Hay pesadillas que están
a nuestro alrededor. Solo tenemos que cerrar los ojos para verlas. Pero son
mucho más que malos sueños. Existen las que atormentan nuestras vidas, otras nos
dejan indiferentes y algunas colorean nuestros pensamientos. Nos indican que
hay algo más grande que nosotros. Una luz y una sombra más allá de lo visible,
más allá del universo, más allá de la vida misma. Como todas, muchos las temen
y otros las veneran. Hubo un tiempo en la Edad Media, en la Península Ibérica,
que existió una pesadilla recurrente. Algunos los llamaron, «espectros», otros «demonios»

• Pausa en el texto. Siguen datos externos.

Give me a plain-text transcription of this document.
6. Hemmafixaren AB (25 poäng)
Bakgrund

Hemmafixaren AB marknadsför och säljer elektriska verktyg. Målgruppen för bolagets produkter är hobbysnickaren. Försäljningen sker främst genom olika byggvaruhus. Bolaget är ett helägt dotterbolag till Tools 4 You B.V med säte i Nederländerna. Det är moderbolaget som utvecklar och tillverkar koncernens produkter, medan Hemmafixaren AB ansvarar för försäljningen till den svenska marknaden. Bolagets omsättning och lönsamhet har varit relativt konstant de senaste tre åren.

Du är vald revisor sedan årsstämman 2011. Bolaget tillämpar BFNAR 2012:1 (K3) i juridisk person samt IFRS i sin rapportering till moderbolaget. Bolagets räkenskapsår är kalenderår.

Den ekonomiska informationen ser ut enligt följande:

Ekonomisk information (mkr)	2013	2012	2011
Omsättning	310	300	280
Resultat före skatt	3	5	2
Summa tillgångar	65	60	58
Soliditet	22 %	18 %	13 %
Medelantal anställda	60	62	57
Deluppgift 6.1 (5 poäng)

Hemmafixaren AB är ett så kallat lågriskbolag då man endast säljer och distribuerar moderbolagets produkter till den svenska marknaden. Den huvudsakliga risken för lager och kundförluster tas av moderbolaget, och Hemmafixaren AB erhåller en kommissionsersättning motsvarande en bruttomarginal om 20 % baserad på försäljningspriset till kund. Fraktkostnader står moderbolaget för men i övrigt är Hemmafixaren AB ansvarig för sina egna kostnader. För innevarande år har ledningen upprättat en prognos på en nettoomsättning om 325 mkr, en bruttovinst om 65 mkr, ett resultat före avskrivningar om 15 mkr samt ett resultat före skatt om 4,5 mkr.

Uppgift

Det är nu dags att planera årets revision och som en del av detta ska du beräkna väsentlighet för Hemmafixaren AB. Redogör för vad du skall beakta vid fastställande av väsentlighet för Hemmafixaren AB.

y algunos «ángeles de la guarda». Si no saben de quién les hablo, conozcan esta
historia.
Es uno de noviembre. El
viento esparce el polvo de los barrizales y mece las hojas de los árboles. El
alba queda cerca ante la mirada de los hombres dispuestos a recuperar sus
tierras. Uno de ellos ocupa su atención en el aleteo de las aves que se
levantan en el cielo. Es bueno predecir la desdicha o la buena nueva que les
espera a él y a sus hombres. Seguido, besa su amuleto de mayor valor, la cruz
de Cristo, por la que lucharía y daría su vida si fuere necesario. Respira el
aire sano y frío que hiela sus pulmones. Está listo y coloca el yelmo sobre su
cabeza para luego agarrar las riendas de su corcel. Sus hombres imitan los
pasos de su señor. Saben de su experiencia. Están tranquilos, prestos a la
cabalgada. No hay arengas. No les hace falta. Conocen sus valores: sabiduría,
esfuerzo, inteligencia y lealtad. Con eso les basta.
El enemigo se acerca.
Nadie dice nada, solo esperan a que su señor dé las órdenes. Entonces, sucede.

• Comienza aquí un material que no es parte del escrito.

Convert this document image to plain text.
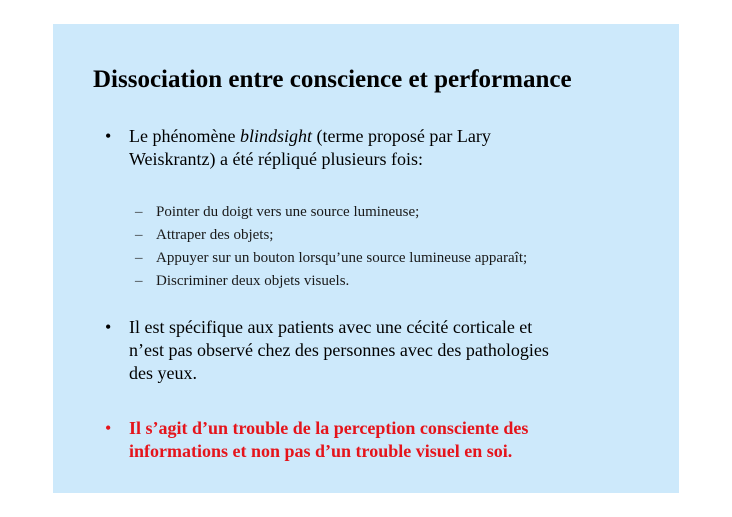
Dissociation entre conscience et performance
• Le phénomène blindsight (terme proposé par Lary
Weiskrantz) a été répliqué plusieurs fois:
– Pointer du doigt vers une source lumineuse;
– Attraper des objets;
– Appuyer sur un bouton lorsqu’une source lumineuse apparaît;
– Discriminer deux objets visuels.
• Il est spécifique aux patients avec une cécité corticale et
n’est pas observé chez des personnes avec des pathologies
des yeux.
• Il s’agit d’un trouble de la perception consciente des
informations et non pas d’un trouble visuel en soi.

Todos desenvainan las espadas y la galopada comienza. Los hombres se inclinan
hacia los lados de los caballos y arrastran el filo de sus armas contra el
suelo. El ruido es insoportable al oído del enemigo. Creen que resuena de los
confines más oscuros del mundo. Oyen espuelas, gritos, voces terroríficas: ¡DESPERTA
FERRO! Observan en todas direcciones y no saben de dónde provienen. El enemigo
está temeroso, horrorizado. No hay marcha atrás. Saben que es su final. Se han
metido en la mismísima boca del infierno.
Su nombre verdadero fue
almogávares, hombres de armas, defensores de la cristiandad, valientes, recios
y fuertes. En aquellos tiempos, el miedo y el misticismo ocuparon los sueños
más oscuros de los hombres sobre aquellos «demonios» olvidados por el tiempo.

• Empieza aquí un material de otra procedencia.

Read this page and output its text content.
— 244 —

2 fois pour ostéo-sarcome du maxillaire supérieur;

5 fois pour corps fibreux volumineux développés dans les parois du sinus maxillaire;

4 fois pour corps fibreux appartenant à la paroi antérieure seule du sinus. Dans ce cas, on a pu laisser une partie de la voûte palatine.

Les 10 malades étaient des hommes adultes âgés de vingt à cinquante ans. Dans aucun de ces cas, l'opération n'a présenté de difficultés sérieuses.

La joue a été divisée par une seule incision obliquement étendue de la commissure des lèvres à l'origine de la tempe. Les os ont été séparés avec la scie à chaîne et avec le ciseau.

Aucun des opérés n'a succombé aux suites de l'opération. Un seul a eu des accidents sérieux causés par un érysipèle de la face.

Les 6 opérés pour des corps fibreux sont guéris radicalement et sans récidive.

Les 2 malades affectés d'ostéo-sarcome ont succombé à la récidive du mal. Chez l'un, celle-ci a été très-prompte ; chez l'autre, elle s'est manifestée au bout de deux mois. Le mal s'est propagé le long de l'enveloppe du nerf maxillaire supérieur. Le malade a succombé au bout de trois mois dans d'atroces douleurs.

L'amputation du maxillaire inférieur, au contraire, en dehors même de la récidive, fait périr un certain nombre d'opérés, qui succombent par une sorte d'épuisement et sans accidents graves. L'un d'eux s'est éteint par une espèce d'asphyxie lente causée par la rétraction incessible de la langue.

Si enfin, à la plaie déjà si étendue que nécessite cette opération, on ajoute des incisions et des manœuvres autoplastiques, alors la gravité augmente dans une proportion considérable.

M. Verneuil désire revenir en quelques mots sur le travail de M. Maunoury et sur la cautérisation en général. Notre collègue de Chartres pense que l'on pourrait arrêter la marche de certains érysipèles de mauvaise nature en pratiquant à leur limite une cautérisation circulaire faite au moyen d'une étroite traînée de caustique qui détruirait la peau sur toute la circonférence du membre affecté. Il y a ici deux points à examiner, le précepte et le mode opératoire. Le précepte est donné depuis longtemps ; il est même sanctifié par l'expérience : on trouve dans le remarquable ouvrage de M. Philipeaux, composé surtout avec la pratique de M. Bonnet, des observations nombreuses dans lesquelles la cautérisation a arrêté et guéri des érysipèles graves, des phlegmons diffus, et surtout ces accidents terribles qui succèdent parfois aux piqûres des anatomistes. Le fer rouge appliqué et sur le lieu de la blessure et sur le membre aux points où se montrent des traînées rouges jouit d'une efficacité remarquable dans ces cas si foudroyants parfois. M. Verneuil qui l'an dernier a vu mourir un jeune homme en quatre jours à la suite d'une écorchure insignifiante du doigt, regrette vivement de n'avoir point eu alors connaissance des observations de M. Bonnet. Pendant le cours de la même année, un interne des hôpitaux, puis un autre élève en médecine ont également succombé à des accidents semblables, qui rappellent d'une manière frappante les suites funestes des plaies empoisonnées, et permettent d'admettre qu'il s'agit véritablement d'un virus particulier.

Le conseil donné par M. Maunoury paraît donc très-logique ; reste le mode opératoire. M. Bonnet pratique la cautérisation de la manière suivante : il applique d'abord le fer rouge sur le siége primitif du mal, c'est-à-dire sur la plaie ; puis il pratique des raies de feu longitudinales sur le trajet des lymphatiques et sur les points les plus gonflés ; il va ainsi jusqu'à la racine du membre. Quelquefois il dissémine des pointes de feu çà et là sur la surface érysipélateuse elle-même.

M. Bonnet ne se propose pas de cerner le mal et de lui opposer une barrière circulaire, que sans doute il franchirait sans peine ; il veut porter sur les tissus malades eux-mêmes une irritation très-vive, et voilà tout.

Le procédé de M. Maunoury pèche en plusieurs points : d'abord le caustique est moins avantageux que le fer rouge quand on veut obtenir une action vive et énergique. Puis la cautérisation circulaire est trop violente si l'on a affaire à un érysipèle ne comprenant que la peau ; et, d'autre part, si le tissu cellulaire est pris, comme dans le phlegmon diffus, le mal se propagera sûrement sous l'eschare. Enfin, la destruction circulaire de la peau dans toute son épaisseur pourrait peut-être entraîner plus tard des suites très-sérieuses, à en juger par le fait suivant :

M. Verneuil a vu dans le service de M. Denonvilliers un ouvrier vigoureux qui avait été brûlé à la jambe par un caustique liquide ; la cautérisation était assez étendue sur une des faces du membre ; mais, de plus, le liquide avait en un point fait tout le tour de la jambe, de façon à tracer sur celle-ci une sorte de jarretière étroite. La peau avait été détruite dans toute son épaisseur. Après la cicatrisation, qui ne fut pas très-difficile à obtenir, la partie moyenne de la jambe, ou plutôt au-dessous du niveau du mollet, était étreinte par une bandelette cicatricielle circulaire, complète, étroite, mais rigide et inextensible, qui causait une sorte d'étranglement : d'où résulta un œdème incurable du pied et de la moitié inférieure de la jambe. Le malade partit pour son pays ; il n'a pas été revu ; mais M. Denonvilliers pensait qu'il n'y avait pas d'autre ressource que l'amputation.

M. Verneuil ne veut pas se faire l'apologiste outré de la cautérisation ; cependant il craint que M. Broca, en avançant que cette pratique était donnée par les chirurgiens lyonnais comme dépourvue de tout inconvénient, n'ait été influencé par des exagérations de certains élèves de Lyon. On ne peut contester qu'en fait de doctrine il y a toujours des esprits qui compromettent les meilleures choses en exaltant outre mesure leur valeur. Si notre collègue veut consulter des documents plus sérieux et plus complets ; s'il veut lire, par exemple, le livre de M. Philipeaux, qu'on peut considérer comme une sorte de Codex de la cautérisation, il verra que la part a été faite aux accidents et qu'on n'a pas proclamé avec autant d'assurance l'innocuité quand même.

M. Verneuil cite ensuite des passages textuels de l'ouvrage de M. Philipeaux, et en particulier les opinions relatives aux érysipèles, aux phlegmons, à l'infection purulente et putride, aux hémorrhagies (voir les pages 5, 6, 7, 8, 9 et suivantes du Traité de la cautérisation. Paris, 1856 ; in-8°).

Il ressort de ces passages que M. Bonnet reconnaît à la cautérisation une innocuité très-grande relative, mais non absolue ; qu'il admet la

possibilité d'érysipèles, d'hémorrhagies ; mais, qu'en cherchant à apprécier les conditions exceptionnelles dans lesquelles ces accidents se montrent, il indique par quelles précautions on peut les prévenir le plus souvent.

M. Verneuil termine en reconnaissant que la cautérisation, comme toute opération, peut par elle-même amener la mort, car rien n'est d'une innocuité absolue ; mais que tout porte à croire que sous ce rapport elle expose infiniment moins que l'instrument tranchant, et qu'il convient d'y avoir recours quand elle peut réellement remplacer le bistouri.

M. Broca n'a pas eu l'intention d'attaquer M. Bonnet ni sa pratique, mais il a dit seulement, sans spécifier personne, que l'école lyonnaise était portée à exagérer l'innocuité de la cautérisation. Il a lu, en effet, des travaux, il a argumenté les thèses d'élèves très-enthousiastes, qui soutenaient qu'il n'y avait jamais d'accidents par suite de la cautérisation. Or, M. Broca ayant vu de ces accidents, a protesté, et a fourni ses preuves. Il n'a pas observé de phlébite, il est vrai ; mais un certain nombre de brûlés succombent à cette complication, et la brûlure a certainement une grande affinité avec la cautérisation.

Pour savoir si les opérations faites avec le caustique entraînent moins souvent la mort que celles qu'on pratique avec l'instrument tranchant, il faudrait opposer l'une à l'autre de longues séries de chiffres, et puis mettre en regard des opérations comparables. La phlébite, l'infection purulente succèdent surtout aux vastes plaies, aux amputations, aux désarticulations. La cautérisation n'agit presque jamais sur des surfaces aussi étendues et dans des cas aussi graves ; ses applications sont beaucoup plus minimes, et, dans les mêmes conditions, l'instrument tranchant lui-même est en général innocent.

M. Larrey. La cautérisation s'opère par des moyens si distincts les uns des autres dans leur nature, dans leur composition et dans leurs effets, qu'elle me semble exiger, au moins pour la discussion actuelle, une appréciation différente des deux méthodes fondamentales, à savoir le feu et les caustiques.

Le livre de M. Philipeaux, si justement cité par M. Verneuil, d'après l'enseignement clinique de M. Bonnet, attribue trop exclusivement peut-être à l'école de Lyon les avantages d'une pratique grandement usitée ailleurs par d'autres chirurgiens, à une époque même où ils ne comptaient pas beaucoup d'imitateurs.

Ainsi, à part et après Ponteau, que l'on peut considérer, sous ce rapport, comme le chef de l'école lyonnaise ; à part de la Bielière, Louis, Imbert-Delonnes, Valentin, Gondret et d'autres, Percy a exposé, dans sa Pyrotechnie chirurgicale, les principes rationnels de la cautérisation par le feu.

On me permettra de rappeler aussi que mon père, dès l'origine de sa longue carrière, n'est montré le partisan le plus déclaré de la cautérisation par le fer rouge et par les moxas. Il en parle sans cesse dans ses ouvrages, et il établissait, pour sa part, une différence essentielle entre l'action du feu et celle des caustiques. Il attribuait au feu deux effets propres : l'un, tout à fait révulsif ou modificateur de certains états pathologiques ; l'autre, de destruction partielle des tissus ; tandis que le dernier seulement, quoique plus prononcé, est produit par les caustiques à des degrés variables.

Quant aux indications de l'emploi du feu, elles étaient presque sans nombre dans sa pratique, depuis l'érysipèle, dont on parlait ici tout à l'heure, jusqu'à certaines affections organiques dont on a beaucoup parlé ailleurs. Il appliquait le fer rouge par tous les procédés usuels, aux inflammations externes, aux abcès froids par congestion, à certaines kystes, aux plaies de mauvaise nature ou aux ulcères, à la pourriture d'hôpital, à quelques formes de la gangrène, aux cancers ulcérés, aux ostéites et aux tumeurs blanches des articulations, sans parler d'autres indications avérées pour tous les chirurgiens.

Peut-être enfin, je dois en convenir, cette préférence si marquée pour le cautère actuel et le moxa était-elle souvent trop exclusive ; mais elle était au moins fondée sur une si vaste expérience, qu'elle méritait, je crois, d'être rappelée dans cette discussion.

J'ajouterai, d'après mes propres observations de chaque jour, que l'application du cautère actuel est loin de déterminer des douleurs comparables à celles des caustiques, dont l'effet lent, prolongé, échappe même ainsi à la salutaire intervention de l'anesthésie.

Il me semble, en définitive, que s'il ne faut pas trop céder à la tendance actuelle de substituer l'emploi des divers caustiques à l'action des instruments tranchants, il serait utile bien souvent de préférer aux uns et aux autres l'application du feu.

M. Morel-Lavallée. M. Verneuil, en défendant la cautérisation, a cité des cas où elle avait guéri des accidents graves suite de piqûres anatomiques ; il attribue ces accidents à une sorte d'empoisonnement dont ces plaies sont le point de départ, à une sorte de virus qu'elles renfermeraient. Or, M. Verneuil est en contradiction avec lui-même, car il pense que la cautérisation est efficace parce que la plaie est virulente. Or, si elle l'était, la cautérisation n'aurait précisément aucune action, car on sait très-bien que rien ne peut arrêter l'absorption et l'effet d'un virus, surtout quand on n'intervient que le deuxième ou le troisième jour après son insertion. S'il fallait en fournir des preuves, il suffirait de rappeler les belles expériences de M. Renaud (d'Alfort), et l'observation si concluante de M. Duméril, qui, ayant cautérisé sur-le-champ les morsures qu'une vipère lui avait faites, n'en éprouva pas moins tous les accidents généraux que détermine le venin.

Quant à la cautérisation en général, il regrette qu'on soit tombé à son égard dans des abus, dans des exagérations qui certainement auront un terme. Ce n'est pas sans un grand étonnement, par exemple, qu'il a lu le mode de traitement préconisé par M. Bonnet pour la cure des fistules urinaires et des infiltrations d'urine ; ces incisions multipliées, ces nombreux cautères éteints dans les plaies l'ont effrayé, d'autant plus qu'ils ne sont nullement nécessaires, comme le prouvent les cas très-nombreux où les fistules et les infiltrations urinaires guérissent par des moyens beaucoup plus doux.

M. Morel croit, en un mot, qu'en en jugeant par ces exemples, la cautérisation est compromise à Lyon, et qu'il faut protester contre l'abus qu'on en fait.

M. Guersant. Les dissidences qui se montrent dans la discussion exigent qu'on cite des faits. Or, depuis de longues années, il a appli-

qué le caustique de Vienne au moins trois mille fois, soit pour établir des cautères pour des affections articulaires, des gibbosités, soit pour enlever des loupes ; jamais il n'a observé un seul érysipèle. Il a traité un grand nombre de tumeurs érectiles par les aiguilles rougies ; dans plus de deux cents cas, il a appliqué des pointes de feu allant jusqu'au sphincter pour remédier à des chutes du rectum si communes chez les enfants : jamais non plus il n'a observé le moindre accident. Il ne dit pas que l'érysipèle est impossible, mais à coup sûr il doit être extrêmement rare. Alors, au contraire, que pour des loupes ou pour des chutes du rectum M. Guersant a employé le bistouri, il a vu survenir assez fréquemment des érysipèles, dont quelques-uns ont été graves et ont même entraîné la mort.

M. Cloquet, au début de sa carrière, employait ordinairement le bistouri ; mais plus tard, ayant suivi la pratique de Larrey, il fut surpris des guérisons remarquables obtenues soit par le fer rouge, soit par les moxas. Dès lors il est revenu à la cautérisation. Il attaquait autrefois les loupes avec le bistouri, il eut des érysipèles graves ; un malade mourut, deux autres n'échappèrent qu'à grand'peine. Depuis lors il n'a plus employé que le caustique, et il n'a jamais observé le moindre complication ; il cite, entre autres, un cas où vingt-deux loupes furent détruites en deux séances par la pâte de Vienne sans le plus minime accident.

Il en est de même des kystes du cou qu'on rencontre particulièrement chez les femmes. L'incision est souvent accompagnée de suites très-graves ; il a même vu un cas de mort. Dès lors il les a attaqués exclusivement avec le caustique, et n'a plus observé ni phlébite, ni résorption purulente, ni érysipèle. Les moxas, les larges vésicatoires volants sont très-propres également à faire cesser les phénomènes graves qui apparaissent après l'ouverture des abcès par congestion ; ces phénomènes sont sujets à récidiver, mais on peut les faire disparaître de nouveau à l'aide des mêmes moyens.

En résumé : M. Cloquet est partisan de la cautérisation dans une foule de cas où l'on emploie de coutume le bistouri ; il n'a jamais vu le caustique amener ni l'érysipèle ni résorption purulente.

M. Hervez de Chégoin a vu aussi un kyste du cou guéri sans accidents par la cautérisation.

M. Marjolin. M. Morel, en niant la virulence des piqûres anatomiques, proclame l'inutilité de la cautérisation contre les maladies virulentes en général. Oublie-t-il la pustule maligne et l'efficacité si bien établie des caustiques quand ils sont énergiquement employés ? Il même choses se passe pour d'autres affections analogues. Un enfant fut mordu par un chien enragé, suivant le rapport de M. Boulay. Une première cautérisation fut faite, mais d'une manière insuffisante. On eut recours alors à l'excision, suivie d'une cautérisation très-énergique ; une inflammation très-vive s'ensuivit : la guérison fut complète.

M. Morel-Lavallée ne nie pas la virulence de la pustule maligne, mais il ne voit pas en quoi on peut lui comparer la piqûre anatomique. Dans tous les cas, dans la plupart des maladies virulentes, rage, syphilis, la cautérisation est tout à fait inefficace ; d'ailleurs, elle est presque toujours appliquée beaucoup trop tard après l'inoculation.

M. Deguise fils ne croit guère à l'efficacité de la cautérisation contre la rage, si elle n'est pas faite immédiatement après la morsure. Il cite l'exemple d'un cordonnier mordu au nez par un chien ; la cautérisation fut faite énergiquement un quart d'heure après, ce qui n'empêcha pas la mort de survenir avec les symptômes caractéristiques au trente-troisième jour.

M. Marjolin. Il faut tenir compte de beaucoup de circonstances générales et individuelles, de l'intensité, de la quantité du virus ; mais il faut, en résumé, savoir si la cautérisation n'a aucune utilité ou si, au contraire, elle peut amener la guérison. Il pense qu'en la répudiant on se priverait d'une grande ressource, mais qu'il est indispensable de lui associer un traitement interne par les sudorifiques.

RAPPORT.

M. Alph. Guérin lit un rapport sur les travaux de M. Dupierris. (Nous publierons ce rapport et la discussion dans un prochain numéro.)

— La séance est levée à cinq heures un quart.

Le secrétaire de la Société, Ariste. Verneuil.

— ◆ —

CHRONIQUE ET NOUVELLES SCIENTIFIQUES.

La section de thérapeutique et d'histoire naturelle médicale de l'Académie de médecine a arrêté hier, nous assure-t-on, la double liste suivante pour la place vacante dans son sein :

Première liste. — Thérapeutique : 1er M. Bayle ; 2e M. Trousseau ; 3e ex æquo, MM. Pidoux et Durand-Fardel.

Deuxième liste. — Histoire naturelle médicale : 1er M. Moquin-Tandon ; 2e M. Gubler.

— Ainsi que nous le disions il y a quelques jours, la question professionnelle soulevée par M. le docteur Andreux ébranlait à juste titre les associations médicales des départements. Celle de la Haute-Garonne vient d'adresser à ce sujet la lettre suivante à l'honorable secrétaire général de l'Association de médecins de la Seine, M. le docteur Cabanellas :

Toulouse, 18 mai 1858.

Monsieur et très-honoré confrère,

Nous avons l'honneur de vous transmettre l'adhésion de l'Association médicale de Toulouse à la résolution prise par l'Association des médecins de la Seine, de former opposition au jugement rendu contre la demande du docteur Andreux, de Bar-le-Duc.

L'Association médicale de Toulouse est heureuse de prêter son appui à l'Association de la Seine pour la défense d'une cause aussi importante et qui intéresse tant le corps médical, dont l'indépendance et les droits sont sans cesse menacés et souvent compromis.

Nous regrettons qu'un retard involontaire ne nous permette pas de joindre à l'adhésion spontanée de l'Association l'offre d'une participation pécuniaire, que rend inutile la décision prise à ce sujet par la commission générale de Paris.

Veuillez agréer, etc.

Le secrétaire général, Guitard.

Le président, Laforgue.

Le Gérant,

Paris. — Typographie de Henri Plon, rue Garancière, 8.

Fueron las leyendas y mitos, que proliferaron a lo largo y ancho del mundo
conocido, los que mantuvieron viva la figura de aquellos «espectros». Historias
contadas a la luz de la luna en tenues susurros sobre aquellos gritos
infernales y chirridos de metales que se adueñaban de las mentes de sus
enemigos. El paso del tiempo los enterró, pero siempre resurgían de las
tinieblas como «ángeles de la guarda» si alguien precisaba de su ayuda. Solo
había que invocarlos, solicitar su llegada: ¡DESPERTA FERRO! Entonces,
acudirían.
Dedicado a Guillermo Rocafort por ser de gran inspiración en este relato.